While only "marginal" T-cell responses were induced by muscle injection, tattooing led to a much more robust T-cell response despite the lower levels of antigen. Vaccine delivery via tattooing also led to an antibody response to influenza A.
The researchers tested different time intervals for repeated DNA delivery and found that by vaccinating repeatedly with an interval of a few days, they could induce both T-cell and antibody responses relatively rapidly. When mice were exposed to influenza A virus 14 days after DNA vaccination, those that had been tattooed fared significantly better than their muscle-injected peers.
They also used their method to induce an immune response to tumors, and were successful there, as well.
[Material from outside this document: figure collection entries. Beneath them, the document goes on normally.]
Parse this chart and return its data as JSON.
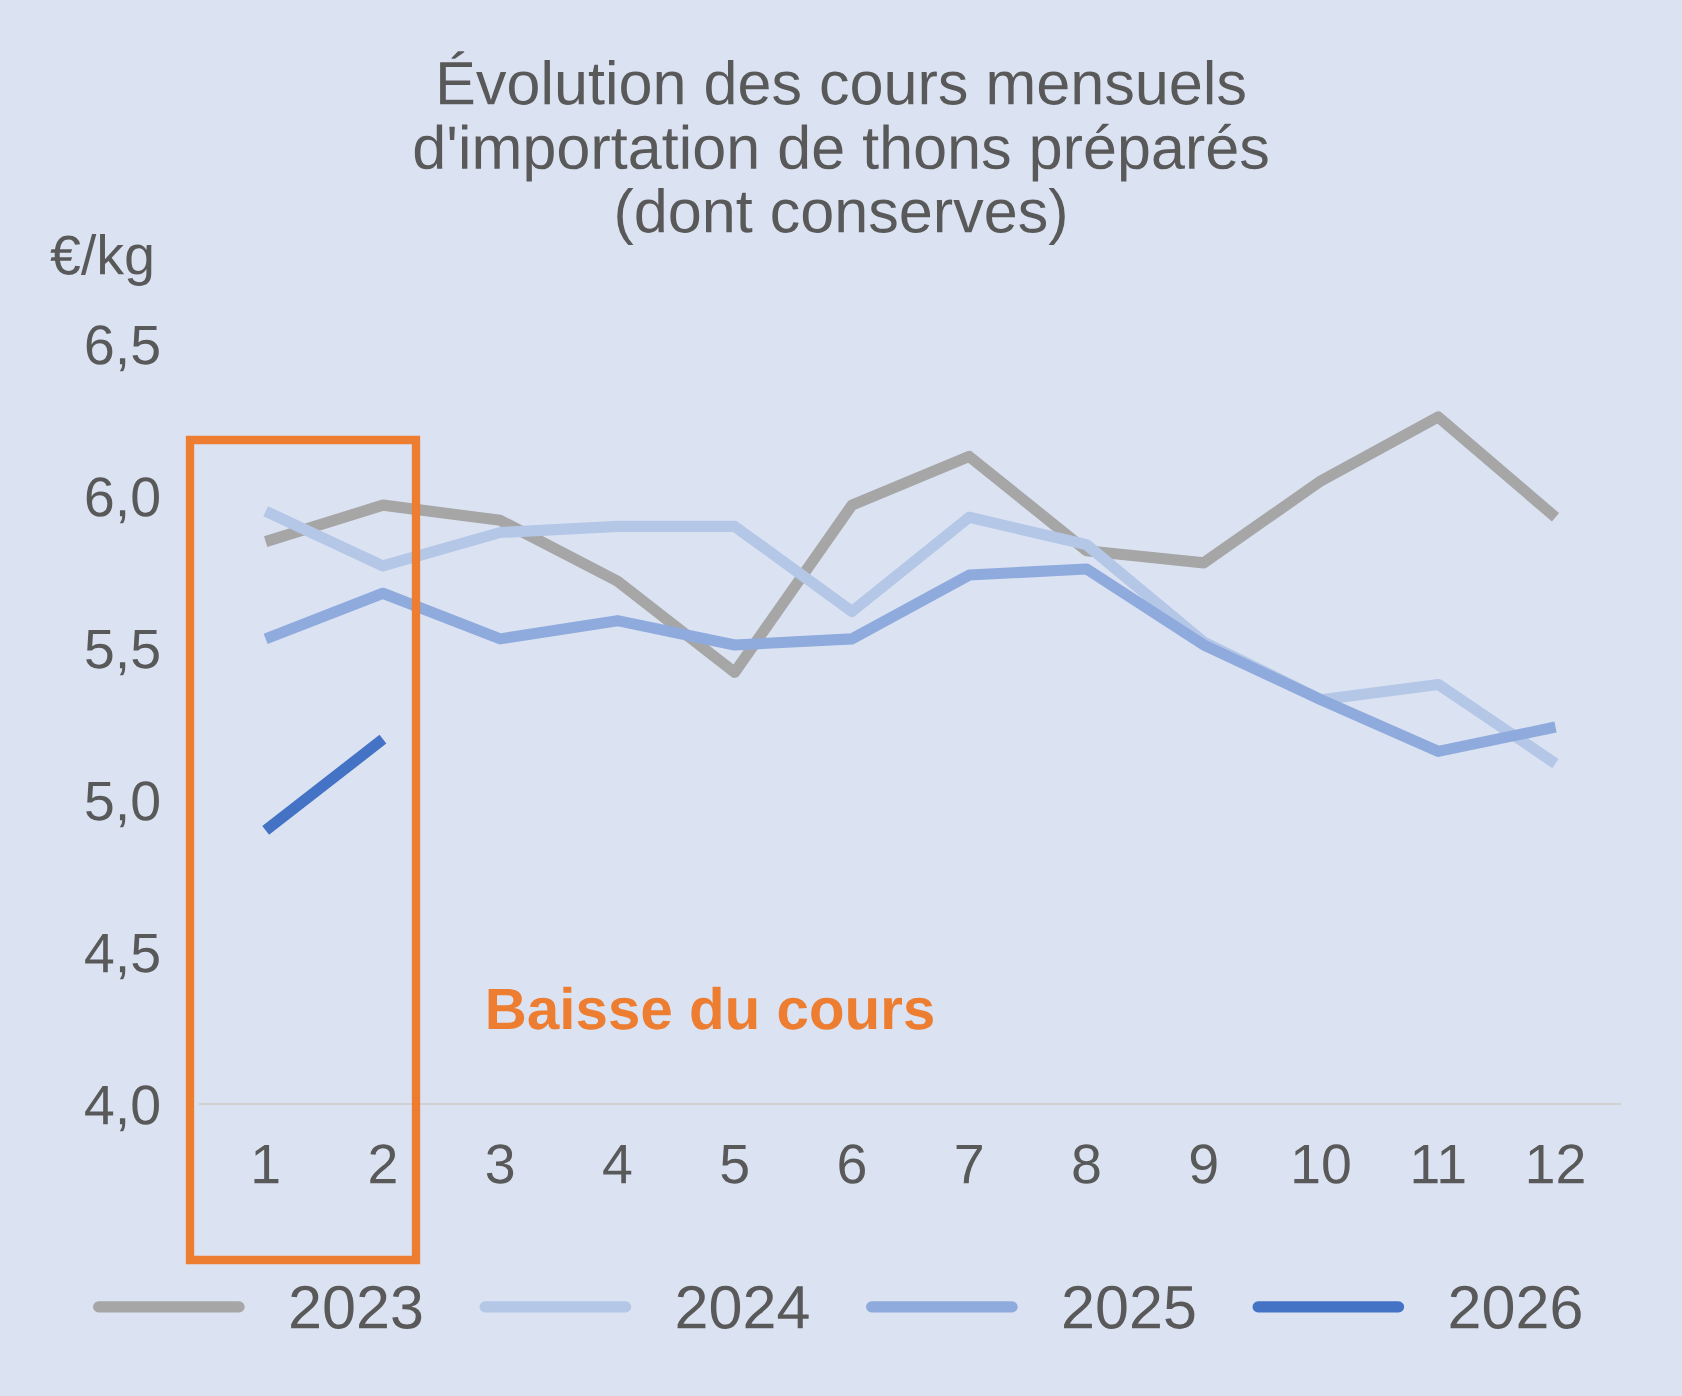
{
  "chart_data": {
    "type": "line",
    "title": "Évolution des cours mensuels\nd'importation de thons préparés\n(dont conserves)",
    "ylabel": "€/kg",
    "categories": [
      "1",
      "2",
      "3",
      "4",
      "5",
      "6",
      "7",
      "8",
      "9",
      "10",
      "11",
      "12"
    ],
    "series": [
      {
        "name": "2023",
        "color": "#a6a6a6",
        "values": [
          5.85,
          5.97,
          5.92,
          5.72,
          5.42,
          5.97,
          6.13,
          5.82,
          5.78,
          6.05,
          6.26,
          5.93
        ]
      },
      {
        "name": "2024",
        "color": "#b4c7e7",
        "values": [
          5.95,
          5.77,
          5.88,
          5.9,
          5.9,
          5.62,
          5.93,
          5.84,
          5.52,
          5.33,
          5.38,
          5.12
        ]
      },
      {
        "name": "2025",
        "color": "#8faadc",
        "values": [
          5.53,
          5.68,
          5.53,
          5.59,
          5.51,
          5.53,
          5.74,
          5.76,
          5.51,
          5.33,
          5.16,
          5.24
        ]
      },
      {
        "name": "2026",
        "color": "#4472c4",
        "values": [
          4.9,
          5.2,
          null,
          null,
          null,
          null,
          null,
          null,
          null,
          null,
          null,
          null
        ]
      }
    ],
    "ylim": [
      4.0,
      6.5
    ],
    "yticks": [
      {
        "value": 4.0,
        "label": "4,0"
      },
      {
        "value": 4.5,
        "label": "4,5"
      },
      {
        "value": 5.0,
        "label": "5,0"
      },
      {
        "value": 5.5,
        "label": "5,5"
      },
      {
        "value": 6.0,
        "label": "6,0"
      },
      {
        "value": 6.5,
        "label": "6,5"
      }
    ],
    "grid": false,
    "legend": "bottom",
    "marker": "none",
    "line_style": "solid",
    "annotations": [
      "Baisse du cours"
    ]
  }
}
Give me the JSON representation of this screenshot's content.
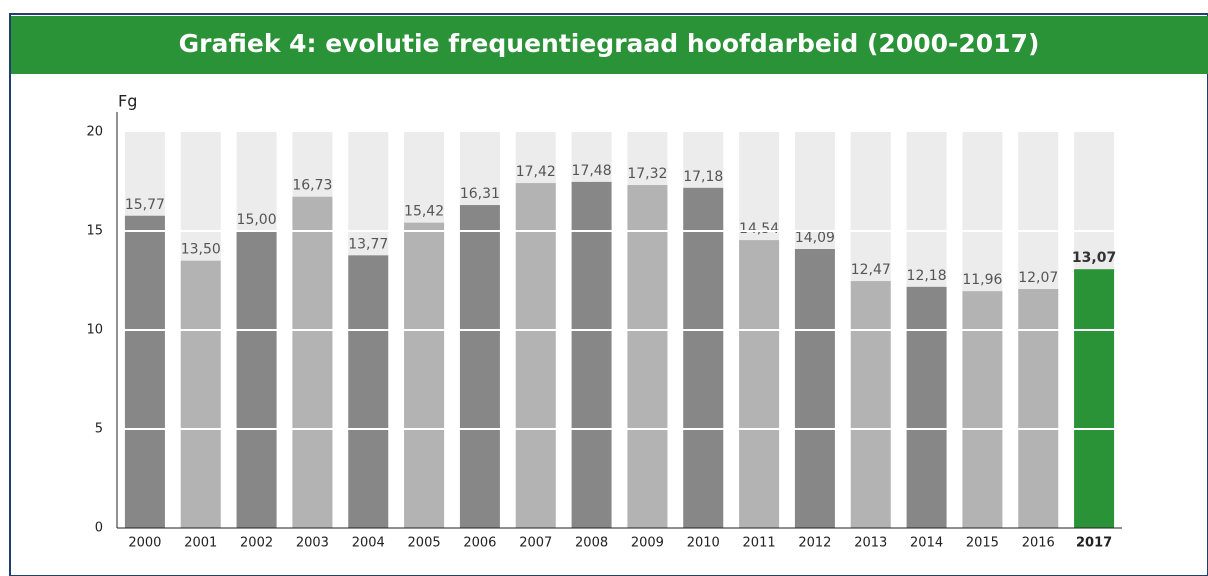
{
  "chart_data": {
    "type": "bar",
    "title": "Grafiek 4: evolutie frequentiegraad hoofdarbeid (2000-2017)",
    "y_label": "Fg",
    "categories": [
      "2000",
      "2001",
      "2002",
      "2003",
      "2004",
      "2005",
      "2006",
      "2007",
      "2008",
      "2009",
      "2010",
      "2011",
      "2012",
      "2013",
      "2014",
      "2015",
      "2016",
      "2017"
    ],
    "values": [
      15.77,
      13.5,
      15,
      16.73,
      13.77,
      15.42,
      16.31,
      17.42,
      17.48,
      17.32,
      17.18,
      14.54,
      14.09,
      12.47,
      12.18,
      11.96,
      12.07,
      13.07
    ],
    "value_labels": [
      "15,77",
      "13,50",
      "15,00",
      "16,73",
      "13,77",
      "15,42",
      "16,31",
      "17,42",
      "17,48",
      "17,32",
      "17,18",
      "14,54",
      "14,09",
      "12,47",
      "12,18",
      "11,96",
      "12,07",
      "13,07"
    ],
    "colors": [
      "#878787",
      "#b3b3b3",
      "#878787",
      "#b3b3b3",
      "#878787",
      "#b3b3b3",
      "#878787",
      "#b3b3b3",
      "#878787",
      "#b3b3b3",
      "#878787",
      "#b3b3b3",
      "#878787",
      "#b3b3b3",
      "#878787",
      "#b3b3b3",
      "#b3b3b3",
      "#2a9237"
    ],
    "ylim": [
      0,
      20
    ],
    "yticks": [
      0,
      5,
      10,
      15,
      20
    ],
    "grid": true
  }
}
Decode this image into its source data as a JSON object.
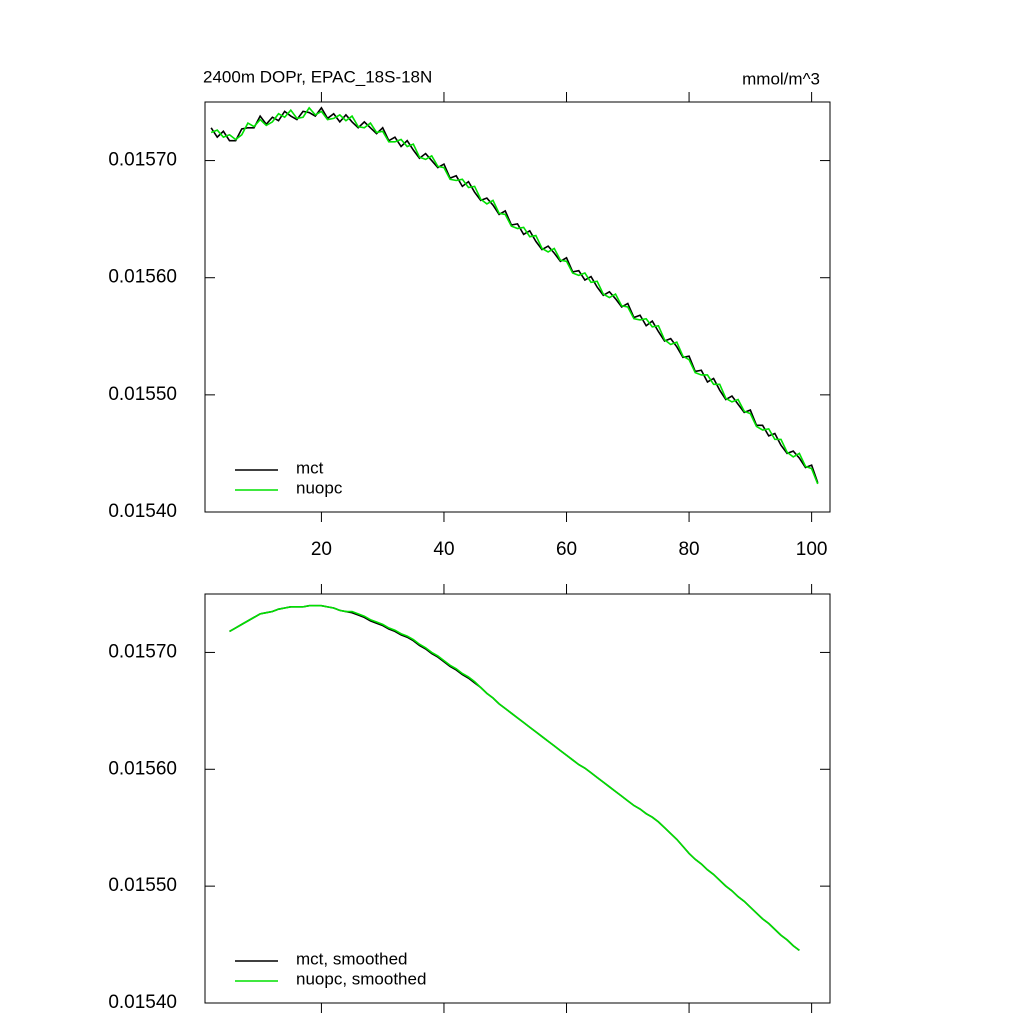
{
  "chart_data": [
    {
      "type": "line",
      "title": "2400m DOPr, EPAC_18S-18N",
      "units_label": "mmol/m^3",
      "x": [
        2,
        3,
        4,
        5,
        6,
        7,
        8,
        9,
        10,
        11,
        12,
        13,
        14,
        15,
        16,
        17,
        18,
        19,
        20,
        21,
        22,
        23,
        24,
        25,
        26,
        27,
        28,
        29,
        30,
        31,
        32,
        33,
        34,
        35,
        36,
        37,
        38,
        39,
        40,
        41,
        42,
        43,
        44,
        45,
        46,
        47,
        48,
        49,
        50,
        51,
        52,
        53,
        54,
        55,
        56,
        57,
        58,
        59,
        60,
        61,
        62,
        63,
        64,
        65,
        66,
        67,
        68,
        69,
        70,
        71,
        72,
        73,
        74,
        75,
        76,
        77,
        78,
        79,
        80,
        81,
        82,
        83,
        84,
        85,
        86,
        87,
        88,
        89,
        90,
        91,
        92,
        93,
        94,
        95,
        96,
        97,
        98,
        99,
        100,
        101
      ],
      "series": [
        {
          "name": "mct",
          "color": "#000000",
          "values": [
            0.015728,
            0.01572,
            0.015725,
            0.015717,
            0.015717,
            0.015727,
            0.015728,
            0.015728,
            0.015738,
            0.015731,
            0.015737,
            0.015734,
            0.015742,
            0.015738,
            0.015735,
            0.015742,
            0.015741,
            0.015738,
            0.015745,
            0.015736,
            0.01574,
            0.015733,
            0.015739,
            0.015733,
            0.015728,
            0.015733,
            0.015728,
            0.015723,
            0.015728,
            0.015717,
            0.01572,
            0.015712,
            0.015717,
            0.015709,
            0.015702,
            0.015706,
            0.0157,
            0.015694,
            0.015697,
            0.015685,
            0.015687,
            0.015678,
            0.015682,
            0.015673,
            0.015666,
            0.015668,
            0.015662,
            0.015654,
            0.015657,
            0.015645,
            0.015646,
            0.015637,
            0.01564,
            0.015631,
            0.015624,
            0.015627,
            0.015621,
            0.015614,
            0.015617,
            0.015605,
            0.015606,
            0.015598,
            0.015601,
            0.015592,
            0.015585,
            0.015588,
            0.015582,
            0.015575,
            0.015578,
            0.015566,
            0.015568,
            0.015559,
            0.015563,
            0.015554,
            0.015546,
            0.015548,
            0.015541,
            0.015532,
            0.015533,
            0.01552,
            0.015521,
            0.015511,
            0.015514,
            0.015504,
            0.015496,
            0.015499,
            0.015492,
            0.015485,
            0.015487,
            0.015474,
            0.015474,
            0.015465,
            0.015467,
            0.015457,
            0.01545,
            0.015452,
            0.015446,
            0.015438,
            0.01544,
            0.015425
          ]
        },
        {
          "name": "nuopc",
          "color": "#00e000",
          "values": [
            0.015724,
            0.015726,
            0.01572,
            0.015722,
            0.015718,
            0.015722,
            0.015732,
            0.015729,
            0.015735,
            0.01573,
            0.015733,
            0.01574,
            0.015737,
            0.015743,
            0.015736,
            0.015737,
            0.015745,
            0.015739,
            0.015742,
            0.015735,
            0.015736,
            0.015739,
            0.015734,
            0.015738,
            0.015729,
            0.015728,
            0.015732,
            0.015724,
            0.015725,
            0.015716,
            0.015716,
            0.015718,
            0.015712,
            0.015714,
            0.015703,
            0.015701,
            0.015704,
            0.015695,
            0.015694,
            0.015684,
            0.015683,
            0.015684,
            0.015677,
            0.015678,
            0.015667,
            0.015663,
            0.015666,
            0.015655,
            0.015654,
            0.015644,
            0.015642,
            0.015643,
            0.015635,
            0.015636,
            0.015625,
            0.015622,
            0.015625,
            0.015615,
            0.015614,
            0.015604,
            0.015602,
            0.015604,
            0.015596,
            0.015597,
            0.015586,
            0.015583,
            0.015586,
            0.015576,
            0.015575,
            0.015565,
            0.015564,
            0.015565,
            0.015558,
            0.015559,
            0.015547,
            0.015543,
            0.015545,
            0.015533,
            0.01553,
            0.015519,
            0.015517,
            0.015517,
            0.015509,
            0.015509,
            0.015497,
            0.015494,
            0.015496,
            0.015486,
            0.015484,
            0.015473,
            0.01547,
            0.015471,
            0.015462,
            0.015462,
            0.015451,
            0.015447,
            0.01545,
            0.015439,
            0.015437,
            0.015424
          ]
        }
      ],
      "xlim": [
        1,
        103
      ],
      "xticks": [
        20,
        40,
        60,
        80,
        100
      ],
      "xtick_labels": true,
      "ylim": [
        0.0154,
        0.01575
      ],
      "yticks": [
        {
          "value": 0.0154,
          "label": "0.01540"
        },
        {
          "value": 0.0155,
          "label": "0.01550"
        },
        {
          "value": 0.0156,
          "label": "0.01560"
        },
        {
          "value": 0.0157,
          "label": "0.01570"
        }
      ],
      "legend": "lower left"
    },
    {
      "type": "line",
      "x": [
        2,
        3,
        4,
        5,
        6,
        7,
        8,
        9,
        10,
        11,
        12,
        13,
        14,
        15,
        16,
        17,
        18,
        19,
        20,
        21,
        22,
        23,
        24,
        25,
        26,
        27,
        28,
        29,
        30,
        31,
        32,
        33,
        34,
        35,
        36,
        37,
        38,
        39,
        40,
        41,
        42,
        43,
        44,
        45,
        46,
        47,
        48,
        49,
        50,
        51,
        52,
        53,
        54,
        55,
        56,
        57,
        58,
        59,
        60,
        61,
        62,
        63,
        64,
        65,
        66,
        67,
        68,
        69,
        70,
        71,
        72,
        73,
        74,
        75,
        76,
        77,
        78,
        79,
        80,
        81,
        82,
        83,
        84,
        85,
        86,
        87,
        88,
        89,
        90,
        91,
        92,
        93,
        94,
        95,
        96,
        97,
        98,
        99,
        100,
        101
      ],
      "series": [
        {
          "name": "mct, smoothed",
          "color": "#000000",
          "values": [
            null,
            null,
            null,
            0.015718,
            0.015721,
            0.015724,
            0.015727,
            0.01573,
            0.015733,
            0.015734,
            0.015735,
            0.015737,
            0.015738,
            0.015739,
            0.015739,
            0.015739,
            0.01574,
            0.01574,
            0.01574,
            0.015739,
            0.015738,
            0.015736,
            0.015735,
            0.015734,
            0.015732,
            0.01573,
            0.015727,
            0.015725,
            0.015723,
            0.01572,
            0.015718,
            0.015715,
            0.015713,
            0.01571,
            0.015706,
            0.015703,
            0.015699,
            0.015696,
            0.015692,
            0.015688,
            0.015685,
            0.015681,
            0.015678,
            0.015674,
            0.01567,
            0.015665,
            0.015661,
            0.015656,
            0.015652,
            0.015648,
            0.015644,
            0.01564,
            0.015636,
            0.015632,
            0.015628,
            0.015624,
            0.01562,
            0.015616,
            0.015612,
            0.015608,
            0.015604,
            0.015601,
            0.015597,
            0.015593,
            0.015589,
            0.015585,
            0.015581,
            0.015577,
            0.015573,
            0.015569,
            0.015566,
            0.015562,
            0.015559,
            0.015555,
            0.01555,
            0.015545,
            0.01554,
            0.015534,
            0.015528,
            0.015523,
            0.015519,
            0.015514,
            0.01551,
            0.015505,
            0.0155,
            0.015496,
            0.015491,
            0.015487,
            0.015482,
            0.015477,
            0.015472,
            0.015468,
            0.015463,
            0.015458,
            0.015454,
            0.015449,
            0.015445,
            null,
            null,
            null
          ]
        },
        {
          "name": "nuopc, smoothed",
          "color": "#00e000",
          "values": [
            null,
            null,
            null,
            0.015718,
            0.015721,
            0.015724,
            0.015727,
            0.01573,
            0.015733,
            0.015734,
            0.015735,
            0.015737,
            0.015738,
            0.015739,
            0.015739,
            0.015739,
            0.01574,
            0.01574,
            0.01574,
            0.015739,
            0.015738,
            0.015736,
            0.015735,
            0.015735,
            0.015733,
            0.015731,
            0.015728,
            0.015726,
            0.015724,
            0.015721,
            0.015719,
            0.015716,
            0.015714,
            0.015711,
            0.015707,
            0.015704,
            0.0157,
            0.015697,
            0.015693,
            0.015689,
            0.015686,
            0.015682,
            0.015679,
            0.015675,
            0.01567,
            0.015665,
            0.015661,
            0.015656,
            0.015652,
            0.015648,
            0.015644,
            0.01564,
            0.015636,
            0.015632,
            0.015628,
            0.015624,
            0.01562,
            0.015616,
            0.015612,
            0.015608,
            0.015604,
            0.015601,
            0.015597,
            0.015593,
            0.015589,
            0.015585,
            0.015581,
            0.015577,
            0.015573,
            0.015569,
            0.015566,
            0.015562,
            0.015559,
            0.015555,
            0.01555,
            0.015545,
            0.01554,
            0.015534,
            0.015528,
            0.015523,
            0.015519,
            0.015514,
            0.01551,
            0.015505,
            0.0155,
            0.015496,
            0.015491,
            0.015487,
            0.015482,
            0.015477,
            0.015472,
            0.015468,
            0.015463,
            0.015458,
            0.015454,
            0.015449,
            0.015445,
            null,
            null,
            null
          ]
        }
      ],
      "xlim": [
        1,
        103
      ],
      "xticks": [
        20,
        40,
        60,
        80,
        100
      ],
      "xtick_labels": false,
      "ylim": [
        0.0154,
        0.01575
      ],
      "yticks": [
        {
          "value": 0.0154,
          "label": "0.01540"
        },
        {
          "value": 0.0155,
          "label": "0.01550"
        },
        {
          "value": 0.0156,
          "label": "0.01560"
        },
        {
          "value": 0.0157,
          "label": "0.01570"
        }
      ],
      "legend": "lower left"
    }
  ]
}
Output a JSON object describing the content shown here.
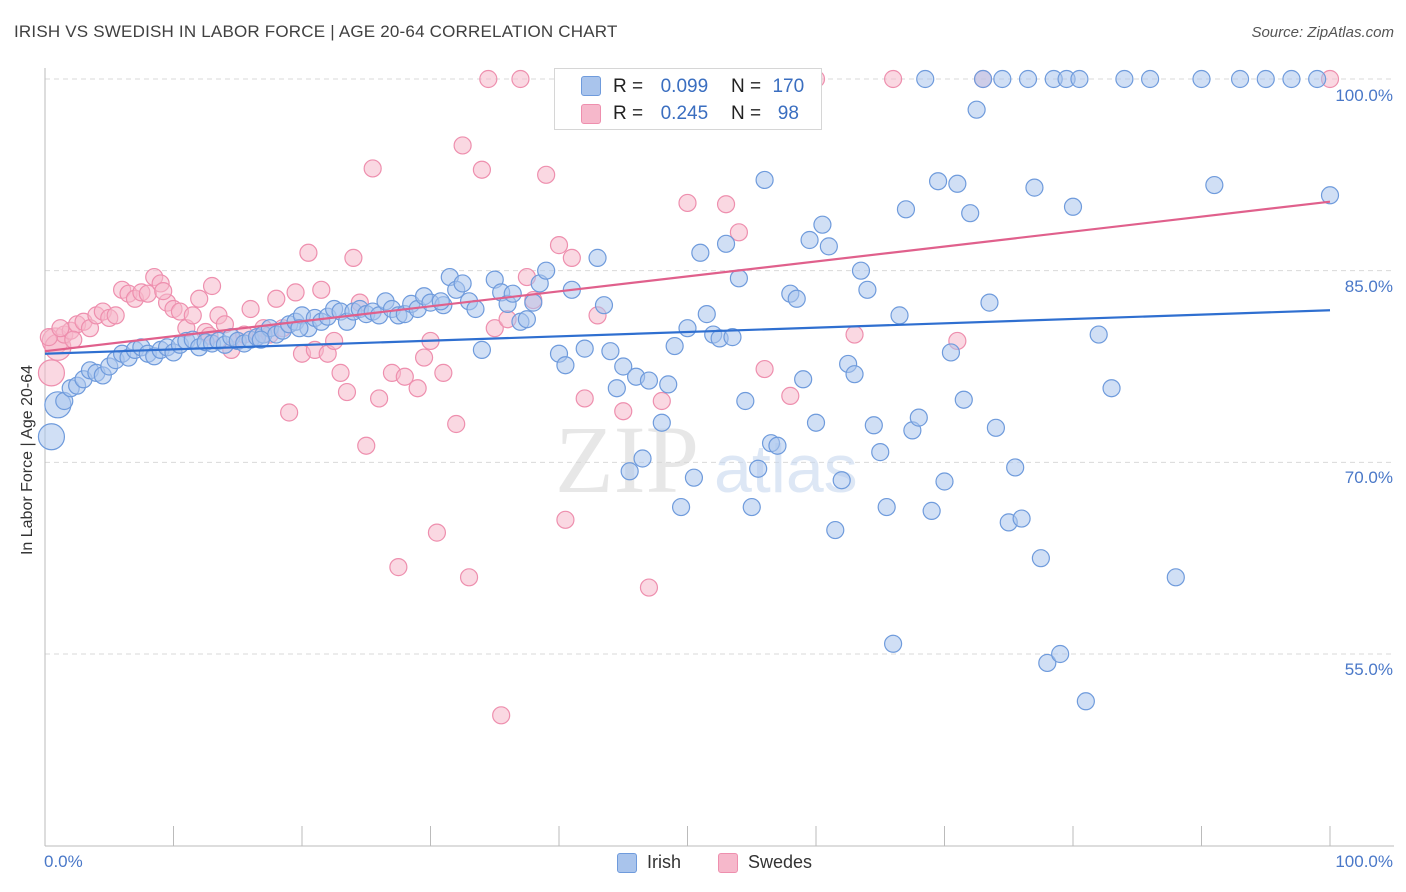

When mice first were injected with tumor cells and vaccinated a few days later, tattooed mice had much smaller tumors after two weeks than injected mice; their survival time also was about triple that of mice receiving either the injected DNA vaccine or a control tattoo vaccine.
The researchers particularly noted that their findings made the use of DNA vaccines more likely in situations in which a speedy immune response is of the essence, such as influenza, Ebola and severe acute respiratory syndrome, though Haanen didn't rule out the possibility of ultimately using the approach for routine childhood vaccinations, assuming its promise holds up. The researchers currently are performing a proof-of-principle study in a large animal model; Haanen said that preliminary results look very promising, though he also pointed out that "we have to await the final results." If those final results continue to look good, "we have planned an early phase clinical trial in melanoma patients for the beginning of next year."